What Are Use Cases

So, you’re checking out what a use case is. Well, I hate to kill all the hype, but it’s exactly what it sounds like. A case in which you may use something. Simple enough right?

Well let’s start with a use case. We want to use our car and go really fast. Great, we have this accelerator function that makes the car go VROOM! 0 – 60 in no time flat. That’s amazing, this product meets your use case of going really quickly.

We may want to put a little thought into other use cases, such as, umm, well, I just went really fast, now maybe I want to slow down a bit before my life flashes before my eyes in a fiery explosion of carnage and mayhem? Right? Not dying is probably a good thing, at least in my experience it is.

If we don’t ask the right questions, then whatever product we purchase may only meet a sliver of our use cases while the rest of our needs are “On The Roadmap” to be delivered in a later release. That doesn’t help our whole I need a product that won’t kill me now situation right?

In days like these where technology is changing ever-so-rapidly, we need to think about what we are attempting to accomplish before we spend days, months, or sometimes even years implementing new technology that could only meet a fraction of our needs.
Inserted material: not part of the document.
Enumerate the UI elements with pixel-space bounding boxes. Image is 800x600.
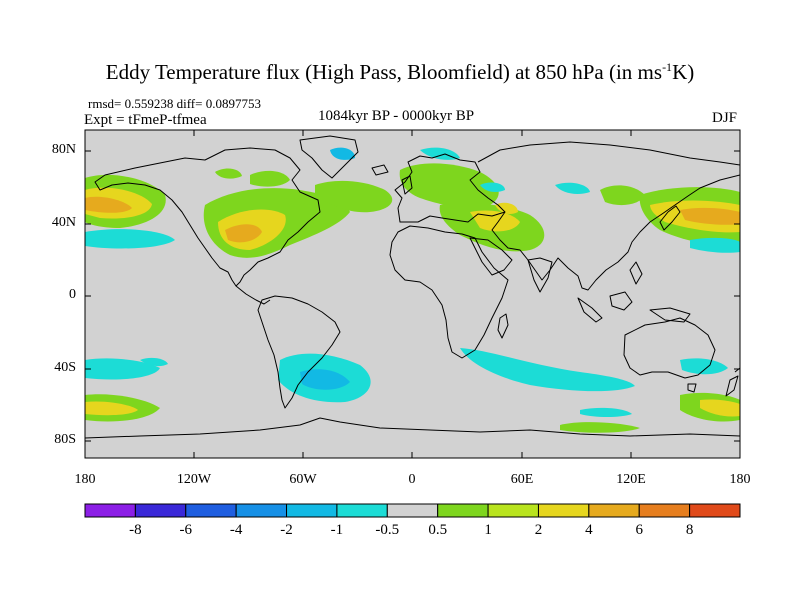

This is why we are bringing you the Cyber Security Use Case blog. Hopefully, as you visit us more, you can use our use cases to help make better decisions on securing your environment, or you know, reach out to us on Twitter, LinkedIn, or by contacting us!

Unauthorized DNS Server Usage

Simplified Version

So, you are lost. Do you ask the first person you see for directions or do you look for someone trustworthy? Well, unauthorized DNS servers are the difference between you asking a police officer for directions as opposed to the gentleman doing weird handshakes for cash on the corner. The gentleman may not point you in the right direction, then again he may, are you willing to take the risk?

Problem

How do we validate the systems in the environment are not attempting to utilize unauthorized DNS servers?

Business Justification

Bypassing authorized DNS servers puts the organization at risk of malicious domains being resolvable allowing malware droppers to attain malicious packages and infect corporate assets. This also bypasses capabilities to blackhole malicious domains.

Requirements

Firewall, NetFlow, or Windows Platform Connection Filtering Logs.

List of authorized DNS servers.

Detection Logic

Look for traffic going to destination port 53 to destination IPs not in your authorized DNS server list.

Resolution

Once systems are identified, either update the IP address of the domain name server if the system is statically assigned an IP addresses, or verify the DHCP server is properly assigning the correct DNS server IP.